Right now the internet is a boom, which could help to establish people who, the other way, couldn't be known at all. Those young celebrities of the new era gain lot of followers/fan through their Social Medias. All of this which makes them gold eggs for the editorials if they want to "write books". 

This is the case of the Jenner Sisters, which "write" a dystopian book about two girls who fight against the world, Rebels: City of Indras. It was critiqued for been ghostwrite by Maya Sloan, and actually it received bad reviews, but despite of that it's on speaking for been optioned for a movie. WHAT?

Rebels City of Indra.png

Other case is the Youtube celebrity, Zoe Sugg, who writes Girl Online, a YA novel about a sixteen blogger girl and what happened when her blog goes viral. The fact that she has millions of suscripters on YouTube makes it a safe bet. Though, that doesn't mean that we could compare her with J. K. Rowling and Harry Potter, which books are like classics right now and when she wasn't even famous when Harry Potter and the Philosophy Stone was release. Penguin state that Zoe was helped by a proffesional editorial team (aka Ghostwriter), what it is a total flat because I thought we finally could have a real blogger writing a book. She was help by the YA novelist, Siobhan Corham.

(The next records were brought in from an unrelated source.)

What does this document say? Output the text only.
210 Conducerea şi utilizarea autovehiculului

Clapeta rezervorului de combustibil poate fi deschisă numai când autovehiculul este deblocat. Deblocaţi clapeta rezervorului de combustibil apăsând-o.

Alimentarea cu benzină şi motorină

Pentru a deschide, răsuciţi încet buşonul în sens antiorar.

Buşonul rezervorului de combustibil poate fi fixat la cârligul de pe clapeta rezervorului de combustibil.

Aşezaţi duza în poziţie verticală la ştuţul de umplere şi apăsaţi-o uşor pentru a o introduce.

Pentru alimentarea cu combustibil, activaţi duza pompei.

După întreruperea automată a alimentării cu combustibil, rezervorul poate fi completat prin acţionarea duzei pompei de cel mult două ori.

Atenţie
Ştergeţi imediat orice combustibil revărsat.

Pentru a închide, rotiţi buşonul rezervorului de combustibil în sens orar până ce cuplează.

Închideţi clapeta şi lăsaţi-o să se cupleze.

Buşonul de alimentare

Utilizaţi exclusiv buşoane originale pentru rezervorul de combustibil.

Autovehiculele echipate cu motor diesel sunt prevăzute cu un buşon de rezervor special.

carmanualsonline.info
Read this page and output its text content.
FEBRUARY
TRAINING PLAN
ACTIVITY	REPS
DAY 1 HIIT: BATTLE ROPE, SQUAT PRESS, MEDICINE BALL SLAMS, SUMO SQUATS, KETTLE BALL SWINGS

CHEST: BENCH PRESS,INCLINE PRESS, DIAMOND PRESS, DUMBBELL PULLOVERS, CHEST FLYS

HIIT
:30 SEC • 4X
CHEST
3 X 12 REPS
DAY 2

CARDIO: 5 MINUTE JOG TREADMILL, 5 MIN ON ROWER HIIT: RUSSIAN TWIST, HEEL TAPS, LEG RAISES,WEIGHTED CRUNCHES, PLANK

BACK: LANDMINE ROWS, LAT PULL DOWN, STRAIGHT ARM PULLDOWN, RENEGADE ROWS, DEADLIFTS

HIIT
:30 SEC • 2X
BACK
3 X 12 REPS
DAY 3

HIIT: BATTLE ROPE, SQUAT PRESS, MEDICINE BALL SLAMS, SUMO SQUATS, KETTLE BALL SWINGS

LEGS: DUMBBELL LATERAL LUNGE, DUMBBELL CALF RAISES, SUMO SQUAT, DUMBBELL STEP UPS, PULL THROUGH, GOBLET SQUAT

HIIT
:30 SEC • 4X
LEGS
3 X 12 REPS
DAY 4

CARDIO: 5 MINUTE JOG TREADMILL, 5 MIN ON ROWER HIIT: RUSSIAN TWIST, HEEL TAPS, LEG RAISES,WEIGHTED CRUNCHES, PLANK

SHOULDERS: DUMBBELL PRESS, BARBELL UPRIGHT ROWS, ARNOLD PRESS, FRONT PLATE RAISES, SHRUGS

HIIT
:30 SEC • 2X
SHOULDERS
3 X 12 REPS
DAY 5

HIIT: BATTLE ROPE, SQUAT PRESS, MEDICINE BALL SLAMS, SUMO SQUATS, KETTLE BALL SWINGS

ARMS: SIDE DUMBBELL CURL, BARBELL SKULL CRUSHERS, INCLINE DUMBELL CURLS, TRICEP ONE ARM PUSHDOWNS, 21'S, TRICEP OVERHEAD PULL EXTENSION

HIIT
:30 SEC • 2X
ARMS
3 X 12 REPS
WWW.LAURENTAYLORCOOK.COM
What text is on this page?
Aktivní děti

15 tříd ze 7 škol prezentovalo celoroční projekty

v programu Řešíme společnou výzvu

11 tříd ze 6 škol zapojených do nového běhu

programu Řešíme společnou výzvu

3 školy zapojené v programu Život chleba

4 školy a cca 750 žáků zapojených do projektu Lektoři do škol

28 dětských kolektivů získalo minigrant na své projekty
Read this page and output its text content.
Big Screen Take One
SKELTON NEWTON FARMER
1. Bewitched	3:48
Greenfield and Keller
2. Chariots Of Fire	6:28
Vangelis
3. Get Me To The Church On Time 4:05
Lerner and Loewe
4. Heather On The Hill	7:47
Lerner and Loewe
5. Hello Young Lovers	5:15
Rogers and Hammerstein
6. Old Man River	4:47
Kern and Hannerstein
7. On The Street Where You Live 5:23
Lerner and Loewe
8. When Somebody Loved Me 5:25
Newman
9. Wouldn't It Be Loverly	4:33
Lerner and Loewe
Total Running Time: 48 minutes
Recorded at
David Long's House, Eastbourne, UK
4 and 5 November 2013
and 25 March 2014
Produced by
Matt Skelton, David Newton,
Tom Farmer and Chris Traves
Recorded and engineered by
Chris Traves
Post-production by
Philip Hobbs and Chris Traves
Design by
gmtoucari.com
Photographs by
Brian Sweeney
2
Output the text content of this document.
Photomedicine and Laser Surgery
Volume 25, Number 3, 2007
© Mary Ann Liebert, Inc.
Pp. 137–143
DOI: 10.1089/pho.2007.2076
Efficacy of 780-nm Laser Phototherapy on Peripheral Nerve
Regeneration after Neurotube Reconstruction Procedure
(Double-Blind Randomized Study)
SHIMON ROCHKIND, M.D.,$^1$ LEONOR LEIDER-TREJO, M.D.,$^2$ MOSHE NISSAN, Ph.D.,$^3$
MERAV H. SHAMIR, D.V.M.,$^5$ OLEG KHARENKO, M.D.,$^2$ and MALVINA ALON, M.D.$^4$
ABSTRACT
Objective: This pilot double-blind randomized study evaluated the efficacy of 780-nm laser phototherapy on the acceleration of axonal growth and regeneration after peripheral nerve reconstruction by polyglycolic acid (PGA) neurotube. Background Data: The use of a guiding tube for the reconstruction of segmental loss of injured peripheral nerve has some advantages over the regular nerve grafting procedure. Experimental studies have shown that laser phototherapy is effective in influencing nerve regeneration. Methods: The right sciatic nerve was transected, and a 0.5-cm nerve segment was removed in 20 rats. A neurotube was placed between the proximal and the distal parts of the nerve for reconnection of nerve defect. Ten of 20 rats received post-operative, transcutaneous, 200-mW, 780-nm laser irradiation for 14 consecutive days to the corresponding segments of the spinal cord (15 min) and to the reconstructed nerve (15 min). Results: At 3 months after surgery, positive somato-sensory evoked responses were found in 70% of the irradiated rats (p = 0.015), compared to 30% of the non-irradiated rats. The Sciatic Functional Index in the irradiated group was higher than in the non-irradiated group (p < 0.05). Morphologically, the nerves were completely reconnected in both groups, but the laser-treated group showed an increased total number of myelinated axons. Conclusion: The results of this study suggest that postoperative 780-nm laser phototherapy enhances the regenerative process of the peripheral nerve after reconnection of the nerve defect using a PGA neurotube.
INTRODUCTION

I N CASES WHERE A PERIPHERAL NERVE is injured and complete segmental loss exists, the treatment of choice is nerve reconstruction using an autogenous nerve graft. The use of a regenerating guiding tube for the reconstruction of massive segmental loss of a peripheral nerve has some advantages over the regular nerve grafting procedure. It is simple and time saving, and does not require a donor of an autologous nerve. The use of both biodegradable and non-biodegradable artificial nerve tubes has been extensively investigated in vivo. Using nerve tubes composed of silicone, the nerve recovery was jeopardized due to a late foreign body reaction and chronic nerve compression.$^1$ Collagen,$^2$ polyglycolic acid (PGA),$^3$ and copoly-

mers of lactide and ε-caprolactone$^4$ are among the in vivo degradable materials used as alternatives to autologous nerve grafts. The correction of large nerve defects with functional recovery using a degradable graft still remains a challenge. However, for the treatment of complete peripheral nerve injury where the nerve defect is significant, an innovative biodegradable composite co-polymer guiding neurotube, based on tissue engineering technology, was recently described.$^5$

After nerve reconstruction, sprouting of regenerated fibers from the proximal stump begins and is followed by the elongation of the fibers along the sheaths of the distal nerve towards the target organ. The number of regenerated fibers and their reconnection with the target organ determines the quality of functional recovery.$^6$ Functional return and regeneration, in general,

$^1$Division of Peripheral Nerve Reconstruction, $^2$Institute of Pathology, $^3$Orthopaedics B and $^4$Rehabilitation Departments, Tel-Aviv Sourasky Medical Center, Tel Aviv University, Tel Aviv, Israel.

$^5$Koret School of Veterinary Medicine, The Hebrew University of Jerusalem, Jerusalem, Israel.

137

Cover for the first edition of Girl Online, by Zoe Sugg.

Then, I ask myself why they do that if they know their writer career would be destroyed after the true comes out. Because it always comes out. 

My opinion in all of this (like I haven't say it yet, right?) is that I don't like ghostwriters. I think they make this industry full on lazy persons and we don't need that kind of people even in the world. So, why do it? Well, editorials only care about the money.


What about you? Do you think Ghostwriters don't need to exist? or for the contray, you think they could improve the book industry as they improve celebrities's books?